But it isn’t just Jackson who is capturing the public’s imagination. So is Walt Stack, the 83-year old San Francisco jogger who was featured in a Nike ad. “Some people wrote and told us that the ad made them reassess what they were doing with their lives,” said Wieden. “A lot of people looked at him and said, ‘Heck, if he can do that, why can’t I?’ ”

That must also be the attitude at Wieden & Kennedy, which until Monday night had mostly been ignored by the Clios. “It’s the one awards show we haven’t linked up well with,” said Wieden, whose agency has about 50 employees--a fraction of the number employed by most major ad firms. “I suppose now there’ll be a lot more attention paid to what we’re doing. Of course, it shouldn’t matter what the Clios say, but it often does.”

And what the Clios seemed to be saying about Southern California was that 1988 was not a very good creative year. Although nine TV broadcast Clios were awarded to Los Angeles-area outfits, more went to production companies than to ad agencies, and none received more than one award.

Even Joe Pytka, whose Los Angeles production company has made it a habit of virtually sweeping the Clios the past several years with its splashy ads for Pepsi, won just a single Clio this year.

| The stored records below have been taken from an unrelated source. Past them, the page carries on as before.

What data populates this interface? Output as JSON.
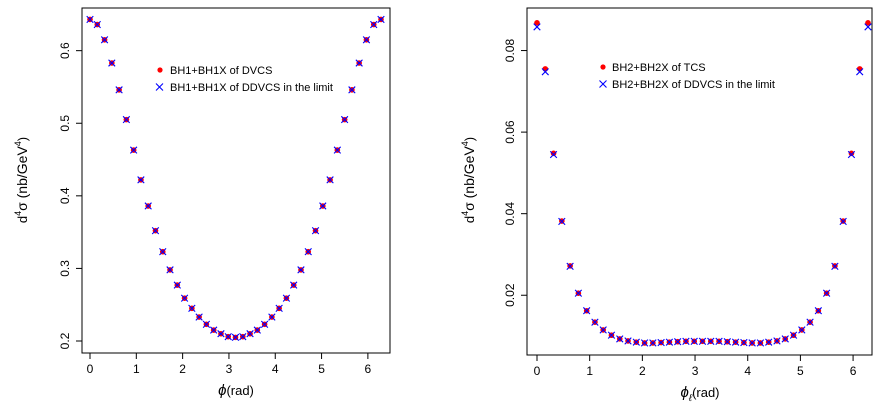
{
  "chart_data": [
    {
      "type": "scatter",
      "xlabel_main": "ϕ",
      "xlabel_unit": "(rad)",
      "ylabel_prefix": "d",
      "ylabel_sup1": "4",
      "ylabel_mid": "σ (nb/GeV",
      "ylabel_sup2": "4",
      "ylabel_suffix": ")",
      "xlim": [
        0,
        6.2832
      ],
      "ylim": [
        0.2,
        0.645
      ],
      "xticks": [
        0,
        1,
        2,
        3,
        4,
        5,
        6
      ],
      "xtick_labels": [
        "0",
        "1",
        "2",
        "3",
        "4",
        "5",
        "6"
      ],
      "yticks": [
        0.2,
        0.3,
        0.4,
        0.5,
        0.6
      ],
      "ytick_labels": [
        "0.2",
        "0.3",
        "0.4",
        "0.5",
        "0.6"
      ],
      "legend_position": "top-center",
      "series": [
        {
          "name": "BH1+BH1X of DVCS",
          "marker": "dot",
          "color": "#ff0000",
          "x": [
            0,
            0.1571,
            0.3142,
            0.4712,
            0.6283,
            0.7854,
            0.9425,
            1.0996,
            1.2566,
            1.4137,
            1.5708,
            1.7279,
            1.885,
            2.042,
            2.1991,
            2.3562,
            2.5133,
            2.6704,
            2.8274,
            2.9845,
            3.1416,
            3.2987,
            3.4558,
            3.6128,
            3.7699,
            3.927,
            4.0841,
            4.2412,
            4.3982,
            4.5553,
            4.7124,
            4.8695,
            5.0265,
            5.1836,
            5.3407,
            5.4978,
            5.6549,
            5.8119,
            5.969,
            6.1261,
            6.2832
          ],
          "y": [
            0.643,
            0.636,
            0.615,
            0.583,
            0.546,
            0.505,
            0.463,
            0.422,
            0.386,
            0.352,
            0.323,
            0.298,
            0.277,
            0.259,
            0.245,
            0.233,
            0.223,
            0.215,
            0.21,
            0.206,
            0.205,
            0.206,
            0.21,
            0.215,
            0.223,
            0.233,
            0.245,
            0.259,
            0.277,
            0.298,
            0.323,
            0.352,
            0.386,
            0.422,
            0.463,
            0.505,
            0.546,
            0.583,
            0.615,
            0.636,
            0.643
          ]
        },
        {
          "name": "BH1+BH1X of DDVCS in the limit",
          "marker": "cross",
          "color": "#0000ff",
          "x": [
            0,
            0.1571,
            0.3142,
            0.4712,
            0.6283,
            0.7854,
            0.9425,
            1.0996,
            1.2566,
            1.4137,
            1.5708,
            1.7279,
            1.885,
            2.042,
            2.1991,
            2.3562,
            2.5133,
            2.6704,
            2.8274,
            2.9845,
            3.1416,
            3.2987,
            3.4558,
            3.6128,
            3.7699,
            3.927,
            4.0841,
            4.2412,
            4.3982,
            4.5553,
            4.7124,
            4.8695,
            5.0265,
            5.1836,
            5.3407,
            5.4978,
            5.6549,
            5.8119,
            5.969,
            6.1261,
            6.2832
          ],
          "y": [
            0.643,
            0.636,
            0.615,
            0.583,
            0.546,
            0.505,
            0.463,
            0.422,
            0.386,
            0.352,
            0.323,
            0.298,
            0.277,
            0.259,
            0.245,
            0.233,
            0.223,
            0.215,
            0.21,
            0.206,
            0.205,
            0.206,
            0.21,
            0.215,
            0.223,
            0.233,
            0.245,
            0.259,
            0.277,
            0.298,
            0.323,
            0.352,
            0.386,
            0.422,
            0.463,
            0.505,
            0.546,
            0.583,
            0.615,
            0.636,
            0.643
          ]
        }
      ]
    },
    {
      "type": "scatter",
      "xlabel_main": "ϕ",
      "xlabel_sub": "ℓ",
      "xlabel_unit": "(rad)",
      "ylabel_prefix": "d",
      "ylabel_sup1": "4",
      "ylabel_mid": "σ (nb/GeV",
      "ylabel_sup2": "4",
      "ylabel_suffix": ")",
      "xlim": [
        0,
        6.2832
      ],
      "ylim": [
        0.0078,
        0.087
      ],
      "xticks": [
        0,
        1,
        2,
        3,
        4,
        5,
        6
      ],
      "xtick_labels": [
        "0",
        "1",
        "2",
        "3",
        "4",
        "5",
        "6"
      ],
      "yticks": [
        0.02,
        0.04,
        0.06,
        0.08
      ],
      "ytick_labels": [
        "0.02",
        "0.04",
        "0.06",
        "0.08"
      ],
      "legend_position": "top-center",
      "series": [
        {
          "name": "BH2+BH2X of TCS",
          "marker": "dot",
          "color": "#ff0000",
          "x": [
            0,
            0.1571,
            0.3142,
            0.4712,
            0.6283,
            0.7854,
            0.9425,
            1.0996,
            1.2566,
            1.4137,
            1.5708,
            1.7279,
            1.885,
            2.042,
            2.1991,
            2.3562,
            2.5133,
            2.6704,
            2.8274,
            2.9845,
            3.1416,
            3.2987,
            3.4558,
            3.6128,
            3.7699,
            3.927,
            4.0841,
            4.2412,
            4.3982,
            4.5553,
            4.7124,
            4.8695,
            5.0265,
            5.1836,
            5.3407,
            5.4978,
            5.6549,
            5.8119,
            5.969,
            6.1261,
            6.2832
          ],
          "y": [
            0.0868,
            0.0755,
            0.0548,
            0.0382,
            0.0272,
            0.0205,
            0.0162,
            0.0134,
            0.0115,
            0.0102,
            0.0093,
            0.0088,
            0.0085,
            0.0083,
            0.0083,
            0.0084,
            0.0085,
            0.0086,
            0.0087,
            0.0087,
            0.0087,
            0.0087,
            0.0087,
            0.0086,
            0.0085,
            0.0084,
            0.0083,
            0.0083,
            0.0085,
            0.0088,
            0.0093,
            0.0102,
            0.0115,
            0.0134,
            0.0162,
            0.0205,
            0.0272,
            0.0382,
            0.0548,
            0.0755,
            0.0868
          ]
        },
        {
          "name": "BH2+BH2X of DDVCS in the limit",
          "marker": "cross",
          "color": "#0000ff",
          "x": [
            0,
            0.1571,
            0.3142,
            0.4712,
            0.6283,
            0.7854,
            0.9425,
            1.0996,
            1.2566,
            1.4137,
            1.5708,
            1.7279,
            1.885,
            2.042,
            2.1991,
            2.3562,
            2.5133,
            2.6704,
            2.8274,
            2.9845,
            3.1416,
            3.2987,
            3.4558,
            3.6128,
            3.7699,
            3.927,
            4.0841,
            4.2412,
            4.3982,
            4.5553,
            4.7124,
            4.8695,
            5.0265,
            5.1836,
            5.3407,
            5.4978,
            5.6549,
            5.8119,
            5.969,
            6.1261,
            6.2832
          ],
          "y": [
            0.0858,
            0.0748,
            0.0545,
            0.0381,
            0.0271,
            0.0205,
            0.0162,
            0.0134,
            0.0115,
            0.0102,
            0.0093,
            0.0088,
            0.0085,
            0.0083,
            0.0083,
            0.0084,
            0.0085,
            0.0086,
            0.0087,
            0.0087,
            0.0087,
            0.0087,
            0.0087,
            0.0086,
            0.0085,
            0.0084,
            0.0083,
            0.0083,
            0.0085,
            0.0088,
            0.0093,
            0.0102,
            0.0115,
            0.0134,
            0.0162,
            0.0205,
            0.0271,
            0.0381,
            0.0545,
            0.0748,
            0.0858
          ]
        }
      ]
    }
  ]
}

And the Venice ad firm Chiat/Day, which prides itself on its creative ads for clients such as Nissan and Eveready, went home without a single Clio this year, although its New York office did win one Clio last week in the print advertising competition.

Yet Bill Evans, president of the Clio Awards, said the West Coast has not lost its advertising luster. “The results simply suggest that there is no longer any central point for creativity in this country,” Evans said.

“But at the same time, I didn’t see any really fresh ideas this year such as the old ones like, ‘Where’s the Beef?”’ said Evans. “Is the problem that ad agency people are short on ideas, or are they so busy with mega-mergers that they’ve taken their eyes off creating great ads?”